You don't need an RTX 4090 to benefit from this approach. Testing on a budget system with AMD RX 6600 (8 GB), Ryzen 5600G, 64 GB DDR4-3600:

Result: 13.1 t/s — a perfectly comfortable speed for interactive local use. This proves that MoE models truly democratize access to large language models beyond high-end hardware.

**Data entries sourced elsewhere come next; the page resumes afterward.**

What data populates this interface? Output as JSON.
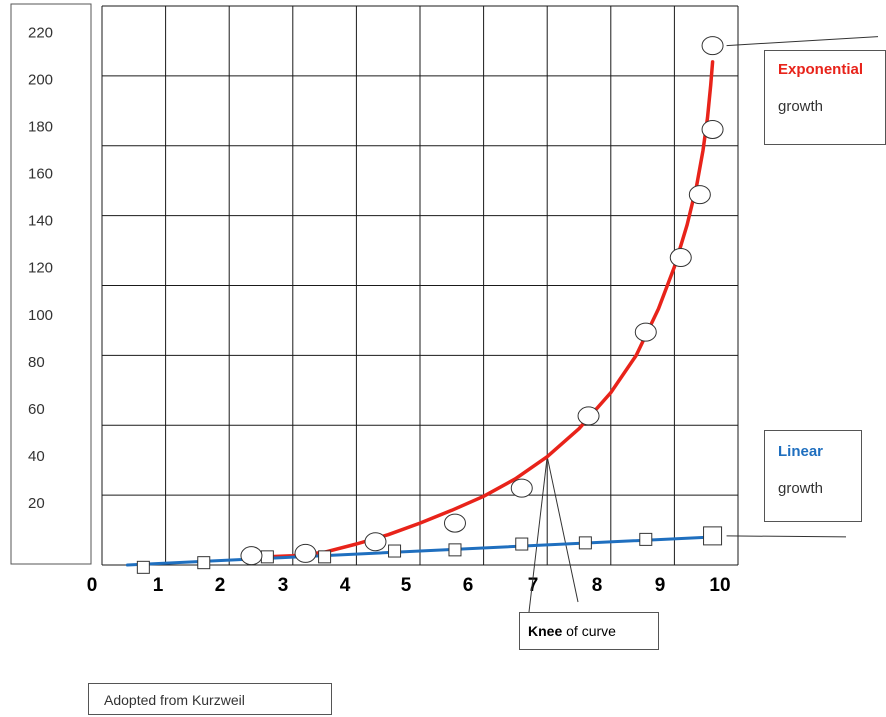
{
  "chart_data": {
    "type": "line",
    "title": "",
    "xlabel": "",
    "ylabel": "",
    "xlim": [
      0,
      10
    ],
    "ylim": [
      0,
      240
    ],
    "x_ticks": [
      "0",
      "1",
      "2",
      "3",
      "4",
      "5",
      "6",
      "7",
      "8",
      "9",
      "10"
    ],
    "y_ticks": [
      "20",
      "40",
      "60",
      "80",
      "100",
      "120",
      "140",
      "160",
      "180",
      "200",
      "220"
    ],
    "grid": true,
    "series": [
      {
        "name": "Exponential",
        "color": "#e8231a",
        "marker": "ellipse",
        "curve": [
          [
            2.3,
            4
          ],
          [
            2.6,
            3.5
          ],
          [
            3.0,
            4
          ],
          [
            3.5,
            5.5
          ],
          [
            4.0,
            9
          ],
          [
            4.5,
            13
          ],
          [
            5.0,
            18
          ],
          [
            5.5,
            23.5
          ],
          [
            6.0,
            29.5
          ],
          [
            6.5,
            37
          ],
          [
            7.0,
            46.5
          ],
          [
            7.5,
            58.5
          ],
          [
            8.0,
            74
          ],
          [
            8.4,
            90
          ],
          [
            8.75,
            110
          ],
          [
            9.0,
            128
          ],
          [
            9.2,
            146
          ],
          [
            9.35,
            163
          ],
          [
            9.45,
            178
          ],
          [
            9.52,
            192
          ],
          [
            9.57,
            206
          ],
          [
            9.6,
            216
          ]
        ],
        "points": [
          [
            2.35,
            4
          ],
          [
            3.2,
            5
          ],
          [
            4.3,
            10
          ],
          [
            5.55,
            18
          ],
          [
            6.6,
            33
          ],
          [
            7.65,
            64
          ],
          [
            8.55,
            100
          ],
          [
            9.1,
            132
          ],
          [
            9.4,
            159
          ],
          [
            9.6,
            187
          ],
          [
            9.6,
            223
          ]
        ]
      },
      {
        "name": "Linear",
        "color": "#1f6fbf",
        "marker": "square",
        "curve": [
          [
            0.4,
            0
          ],
          [
            9.6,
            12
          ]
        ],
        "points": [
          [
            0.65,
            -1
          ],
          [
            1.6,
            1
          ],
          [
            2.6,
            3.5
          ],
          [
            3.5,
            3.5
          ],
          [
            4.6,
            6
          ],
          [
            5.55,
            6.5
          ],
          [
            6.6,
            9
          ],
          [
            7.6,
            9.5
          ],
          [
            8.55,
            11
          ],
          [
            9.6,
            12.5
          ]
        ]
      }
    ],
    "legend": [
      {
        "title": "Exponential",
        "subtitle": "growth",
        "color": "#e8231a"
      },
      {
        "title": "Linear",
        "subtitle": "growth",
        "color": "#1f6fbf"
      }
    ],
    "annotations": {
      "knee_bold": "Knee",
      "knee_rest": " of curve",
      "knee_point": [
        7.0,
        46.5
      ],
      "source": "Adopted from Kurzweil"
    }
  }
}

Optimized Launch for Maximum Throughput

.\llama-server.exe -hf unsloth/gpt-oss-120b-GGUF:Q8_K_XL -fa 1 -ncmoe 25 -ngl 99 -ub 4092 -b 4092 -c 65536 --jinja

Additional Optimization Parameters

-ub 4096 -b 4096 — increases batch sizes for faster context processing (prompt evaluation)
-ctk q8_0 -ctv q8_0 — KV-cache quantization when VRAM is constrained; reduces memory usage at a small quality cost
-fa 1 — Flash Attention is essential for efficient long-context handling

Supported MoE Models

The -cmoe technique works with many MoE models available today. Here's a catalog of notable ones:

Qwen3 series: From 4B to 480B parameters, with active parameters from 2.8B to 35B
GLM-4.5-Air: A competitive MoE model with efficient expert routing
DeepSeek V3.1: 671B total / 37B active parameters
Llama-4-Maverick: Meta's MoE entry
Kimi K2: From Moonshot AI
GPT-OSS-120B: 120B total / ~5B active — the star of this article

Models with small active parameter counts (3B-5B) can even run entirely on CPU for users without dedicated GPUs, though at lower speeds.

Conclusion

The MoE architecture combined with the -cmoe optimization in llama.cpp is a game-changer for local LLM deployment. You no longer need a $2,000 GPU to run a 120-billion-parameter model. A mid-range GPU with 6-8 GB of VRAM and sufficient system RAM is enough to achieve practical generation speeds of 13-34 tokens per second. The key insight is simple: if only 4 out of 128 experts are active at any time, there's no reason to waste precious VRAM storing the other 124.